The implementation of the compute procedures should be easily understood by any Java programmer, it has the same syntax. As for the semantics, a call to a non-void external capsule procedure immediately returns a "future" value, while the procedure that is called runs concurrently. That value behaves exactly like normal values, so you won’t need to modify your programs to make adjustments for it. When you need the actual value, and if the called procedure has completed running execution proceeds as usual, otherwise execution is blocked until the called procedure completes running.

Capsule Pipeline Line 10 declares a procedure run, every capsule can optionally declare such a method and it is implicitely invoked at the start of the program.


Listing 11.6: Implementation of Pipeline
capsule Pipeline () { 
    int num = 500; 
 
    design { 
        Average avg; Sum sum; Min min; Max max; Sink snk; 
        avg(sum); sum(min); min(max); max(snk); snk(num); 
    } 
 
    Random prng = new Random (); 
    void run() { 
        for (int j = 0; j < num; j++) { 
            long n = prng.nextInt(1024); 
            avg.consume(n); 
        } 
        avg.report(); 
    } 
}

The execution of this program begins by allocating memory for all capsule instances, and connecting them together as specified in the design declaration (lines 4-7).

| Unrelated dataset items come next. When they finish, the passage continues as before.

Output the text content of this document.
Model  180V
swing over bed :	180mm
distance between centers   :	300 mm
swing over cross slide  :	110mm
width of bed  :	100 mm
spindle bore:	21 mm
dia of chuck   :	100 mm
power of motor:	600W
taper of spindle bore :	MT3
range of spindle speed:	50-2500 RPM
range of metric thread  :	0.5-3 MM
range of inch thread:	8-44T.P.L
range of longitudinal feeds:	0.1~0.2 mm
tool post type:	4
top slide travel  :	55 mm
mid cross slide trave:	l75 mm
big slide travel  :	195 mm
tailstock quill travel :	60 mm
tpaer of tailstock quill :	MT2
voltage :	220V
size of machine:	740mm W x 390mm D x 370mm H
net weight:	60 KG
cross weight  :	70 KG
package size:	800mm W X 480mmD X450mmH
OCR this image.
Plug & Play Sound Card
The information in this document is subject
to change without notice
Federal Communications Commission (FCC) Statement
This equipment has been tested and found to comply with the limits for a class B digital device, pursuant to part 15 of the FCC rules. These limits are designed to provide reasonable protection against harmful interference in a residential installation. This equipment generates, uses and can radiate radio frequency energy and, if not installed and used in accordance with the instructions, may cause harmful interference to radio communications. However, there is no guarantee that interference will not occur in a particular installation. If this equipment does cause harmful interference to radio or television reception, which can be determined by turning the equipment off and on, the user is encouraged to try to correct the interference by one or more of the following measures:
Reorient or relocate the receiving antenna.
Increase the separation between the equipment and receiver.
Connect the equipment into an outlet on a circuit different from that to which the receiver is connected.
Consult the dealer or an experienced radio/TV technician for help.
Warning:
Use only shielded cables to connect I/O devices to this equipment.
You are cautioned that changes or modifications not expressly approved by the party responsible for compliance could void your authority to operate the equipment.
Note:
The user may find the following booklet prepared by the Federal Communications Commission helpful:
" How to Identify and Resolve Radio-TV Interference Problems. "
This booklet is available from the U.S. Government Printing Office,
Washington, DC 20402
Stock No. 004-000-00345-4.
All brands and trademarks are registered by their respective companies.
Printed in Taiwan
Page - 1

Recall that capsule parameters define the other capsule instances required for a capsule to function. A capsule listed in another capsule’s parameter list or in its design block can be sent messages from that capsule. Design declarations allow a programmer to define the connections between individual capsule instances. These connections are established before execution of any capsule instance begins.

Next, any capsule with a run procedure begins executing independently as soon as the initialization and interconnection of all capsules is complete and may generate calls to the procedures of other capsules. For example, capsule Pipeline will run the code on lines 10-16. Capsules without a run procedure, such as Max, perform computation only when their procedures are invoked.

11.4 Implicit concurrency

This code is very similar to how one would write a sequential program to model the same scenario, so the structure of this Panini program would be familiar to a sequential programmer. This code is also free of any concurrency-related concerns, such as setup and teardown threads for running each stage in the pipeline concurrently and synchronization between adjacent stages to hand off the input to the next stage, which is typical of a pipeline pattern. This code would, however, have all of the benefits of the explicitly concurrent implementation. Therefore, we believe that a sequential programmer would have a greater chance of success when writting such a program in Panini.

The implicit concurrency in this example is on line 13 in the capsule Pipeline, where calling an external capsule procedure immediately returns. Additionally, every call to a consume procedure on any Stage type capsules, at any point throughout the pipeline are subject to implicit concurrency.

When it is safe to exploit these sources of implicit concurrency, Panini compiler will automatically introduce parallelism to speedup this program without intervention from the programmer.